Acanthorhachis Temporal range: Visean– Westphalian PreꞒ Ꞓ O S D C P T J K Pg N

Scientific classification
- Kingdom: Animalia
- Phylum: Chordata
- Class: Chondrichthyes
- Order: incertae sedis
- Family: †Listracanthidae
- Genus: †Acanthorhachis Martill, Del Strother, & Gallien, 2013
- Species: †A. spinatus
- Binomial name: †Acanthorhachis spinatus (Bolton, 1896) Martill, Del Strother, & Gallien, 2013

= Acanthorhachis =

- Authority: (Bolton, 1896) Martill, Del Strother, & Gallien, 2013
- Parent authority: Martill, Del Strother, & Gallien, 2013

Extinct chondrichthyian genus

Acanthorhachis is an enigmatic extinct genus of chondrichthyan from the Carboniferous period. Its name is derived from the Greek word acanthos meaning "spine" and the Greek suffix for spine, -rhachis. This is due to the spine-like dermal denticles and their subsidiary spines, which coated the exterior of the animal. The authors who erected this genus suggested the common name "The Spiny Spined Shark." The type species Listracanthus spinatus was in 1896 named by Herbert Bolton.

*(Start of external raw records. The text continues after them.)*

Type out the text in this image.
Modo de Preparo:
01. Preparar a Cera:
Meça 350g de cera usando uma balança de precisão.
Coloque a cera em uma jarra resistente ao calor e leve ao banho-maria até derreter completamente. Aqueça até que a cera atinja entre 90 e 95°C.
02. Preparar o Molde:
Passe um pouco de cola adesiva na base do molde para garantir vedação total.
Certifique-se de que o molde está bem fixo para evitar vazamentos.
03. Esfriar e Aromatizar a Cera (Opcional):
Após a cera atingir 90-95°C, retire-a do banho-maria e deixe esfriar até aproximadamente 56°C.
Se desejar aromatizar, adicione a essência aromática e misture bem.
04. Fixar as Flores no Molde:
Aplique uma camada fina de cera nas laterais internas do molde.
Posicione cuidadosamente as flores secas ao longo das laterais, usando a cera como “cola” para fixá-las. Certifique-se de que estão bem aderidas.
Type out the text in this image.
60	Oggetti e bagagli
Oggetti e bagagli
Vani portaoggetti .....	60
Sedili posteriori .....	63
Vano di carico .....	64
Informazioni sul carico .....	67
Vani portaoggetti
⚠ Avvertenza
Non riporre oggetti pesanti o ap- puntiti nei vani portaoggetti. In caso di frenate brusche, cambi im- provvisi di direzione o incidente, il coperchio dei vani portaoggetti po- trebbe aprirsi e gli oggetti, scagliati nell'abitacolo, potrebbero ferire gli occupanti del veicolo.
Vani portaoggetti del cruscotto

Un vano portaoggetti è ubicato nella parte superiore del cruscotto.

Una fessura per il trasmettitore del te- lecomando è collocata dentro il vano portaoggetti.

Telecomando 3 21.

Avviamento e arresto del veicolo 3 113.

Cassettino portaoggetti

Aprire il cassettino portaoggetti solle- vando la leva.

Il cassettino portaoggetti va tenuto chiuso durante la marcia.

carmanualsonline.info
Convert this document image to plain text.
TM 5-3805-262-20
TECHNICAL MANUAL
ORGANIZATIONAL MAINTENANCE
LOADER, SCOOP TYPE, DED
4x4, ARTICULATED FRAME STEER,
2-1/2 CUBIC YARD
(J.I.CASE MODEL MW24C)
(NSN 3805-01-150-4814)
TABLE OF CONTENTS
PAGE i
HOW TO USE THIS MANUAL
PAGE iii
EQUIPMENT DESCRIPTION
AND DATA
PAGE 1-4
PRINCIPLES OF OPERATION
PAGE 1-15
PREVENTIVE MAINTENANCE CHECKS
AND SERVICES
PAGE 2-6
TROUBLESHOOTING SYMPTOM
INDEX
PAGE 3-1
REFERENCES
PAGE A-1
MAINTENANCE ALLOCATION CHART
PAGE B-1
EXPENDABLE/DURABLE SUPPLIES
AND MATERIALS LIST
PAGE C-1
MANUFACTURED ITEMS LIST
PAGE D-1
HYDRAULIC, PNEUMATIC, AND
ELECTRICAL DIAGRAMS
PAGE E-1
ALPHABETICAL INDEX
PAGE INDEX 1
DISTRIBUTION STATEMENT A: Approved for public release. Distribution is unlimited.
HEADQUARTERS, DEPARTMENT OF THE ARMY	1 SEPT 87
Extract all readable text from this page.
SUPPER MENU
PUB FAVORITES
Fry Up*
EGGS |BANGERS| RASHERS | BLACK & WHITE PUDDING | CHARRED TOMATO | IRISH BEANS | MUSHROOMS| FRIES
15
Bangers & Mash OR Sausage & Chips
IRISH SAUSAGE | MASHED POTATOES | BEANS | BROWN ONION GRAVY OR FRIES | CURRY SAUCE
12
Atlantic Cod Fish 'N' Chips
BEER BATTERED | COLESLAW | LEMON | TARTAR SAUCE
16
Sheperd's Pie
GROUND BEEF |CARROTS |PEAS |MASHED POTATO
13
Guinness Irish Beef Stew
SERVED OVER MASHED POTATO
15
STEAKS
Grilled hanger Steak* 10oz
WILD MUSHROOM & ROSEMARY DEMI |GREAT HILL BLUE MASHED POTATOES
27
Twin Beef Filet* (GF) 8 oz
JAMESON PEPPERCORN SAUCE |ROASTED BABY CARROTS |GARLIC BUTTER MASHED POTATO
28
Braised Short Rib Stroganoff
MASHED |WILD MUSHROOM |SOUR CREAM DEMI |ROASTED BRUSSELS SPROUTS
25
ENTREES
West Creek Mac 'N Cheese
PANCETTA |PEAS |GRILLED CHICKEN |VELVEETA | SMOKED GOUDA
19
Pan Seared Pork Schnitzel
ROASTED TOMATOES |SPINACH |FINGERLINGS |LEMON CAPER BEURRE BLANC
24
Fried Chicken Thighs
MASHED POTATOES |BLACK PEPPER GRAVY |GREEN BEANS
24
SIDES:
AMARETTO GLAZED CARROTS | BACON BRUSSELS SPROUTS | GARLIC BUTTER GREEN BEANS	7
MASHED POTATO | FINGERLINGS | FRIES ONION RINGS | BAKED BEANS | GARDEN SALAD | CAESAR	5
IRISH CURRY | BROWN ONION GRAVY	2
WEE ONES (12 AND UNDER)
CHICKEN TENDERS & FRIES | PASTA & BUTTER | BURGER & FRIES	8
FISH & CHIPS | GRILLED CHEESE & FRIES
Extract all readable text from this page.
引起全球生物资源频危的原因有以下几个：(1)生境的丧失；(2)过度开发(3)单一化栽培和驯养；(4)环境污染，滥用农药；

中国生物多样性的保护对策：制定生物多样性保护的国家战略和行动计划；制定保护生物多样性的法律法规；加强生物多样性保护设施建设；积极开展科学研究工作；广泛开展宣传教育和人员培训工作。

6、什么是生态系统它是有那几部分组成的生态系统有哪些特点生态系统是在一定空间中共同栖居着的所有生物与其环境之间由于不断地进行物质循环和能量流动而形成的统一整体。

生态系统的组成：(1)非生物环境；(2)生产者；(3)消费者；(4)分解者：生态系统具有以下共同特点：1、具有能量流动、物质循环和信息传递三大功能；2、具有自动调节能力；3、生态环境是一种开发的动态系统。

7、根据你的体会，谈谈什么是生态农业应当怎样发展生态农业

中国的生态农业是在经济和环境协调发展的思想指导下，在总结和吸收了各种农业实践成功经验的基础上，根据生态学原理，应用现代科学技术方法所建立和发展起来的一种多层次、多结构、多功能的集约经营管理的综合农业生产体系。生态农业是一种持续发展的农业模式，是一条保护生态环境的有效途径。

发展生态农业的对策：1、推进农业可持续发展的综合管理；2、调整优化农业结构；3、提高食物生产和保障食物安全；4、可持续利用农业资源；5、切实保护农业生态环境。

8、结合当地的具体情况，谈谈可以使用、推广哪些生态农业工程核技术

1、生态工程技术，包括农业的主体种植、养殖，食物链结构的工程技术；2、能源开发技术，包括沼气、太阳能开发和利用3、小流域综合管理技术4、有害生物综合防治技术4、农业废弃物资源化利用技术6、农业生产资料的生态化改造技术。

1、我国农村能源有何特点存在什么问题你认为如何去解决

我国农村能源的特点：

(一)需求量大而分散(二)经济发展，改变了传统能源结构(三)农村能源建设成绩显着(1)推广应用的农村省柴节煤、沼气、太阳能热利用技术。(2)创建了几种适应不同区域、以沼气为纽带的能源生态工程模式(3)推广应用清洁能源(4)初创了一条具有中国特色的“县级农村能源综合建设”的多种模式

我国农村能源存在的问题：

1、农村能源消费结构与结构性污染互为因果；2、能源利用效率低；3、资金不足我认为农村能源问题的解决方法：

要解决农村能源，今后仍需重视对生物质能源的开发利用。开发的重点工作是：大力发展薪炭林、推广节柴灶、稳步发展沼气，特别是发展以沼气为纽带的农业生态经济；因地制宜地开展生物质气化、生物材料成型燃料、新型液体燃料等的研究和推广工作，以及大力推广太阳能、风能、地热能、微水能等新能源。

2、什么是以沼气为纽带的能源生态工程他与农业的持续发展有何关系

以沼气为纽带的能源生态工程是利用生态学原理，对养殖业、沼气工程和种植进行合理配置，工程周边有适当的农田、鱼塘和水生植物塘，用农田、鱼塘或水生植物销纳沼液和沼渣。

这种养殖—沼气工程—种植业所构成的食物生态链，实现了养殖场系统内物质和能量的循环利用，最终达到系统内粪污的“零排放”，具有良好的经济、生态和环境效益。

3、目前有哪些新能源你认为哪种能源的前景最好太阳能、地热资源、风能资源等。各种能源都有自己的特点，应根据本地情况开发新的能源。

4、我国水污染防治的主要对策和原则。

It is closely related to Listracanthus. It differs from it in the size, structure, and distribution of dermal spines. It is currently monotypic, containing only the species A. spinatus. This shark is thus far only described from the British Isles. Acanthorhachis was first described from the Westphalian-aged lower coal measures of Yorkshire, England. It occurs rarely in Viséan-aged Eyam Limestone of Derbyshire, England.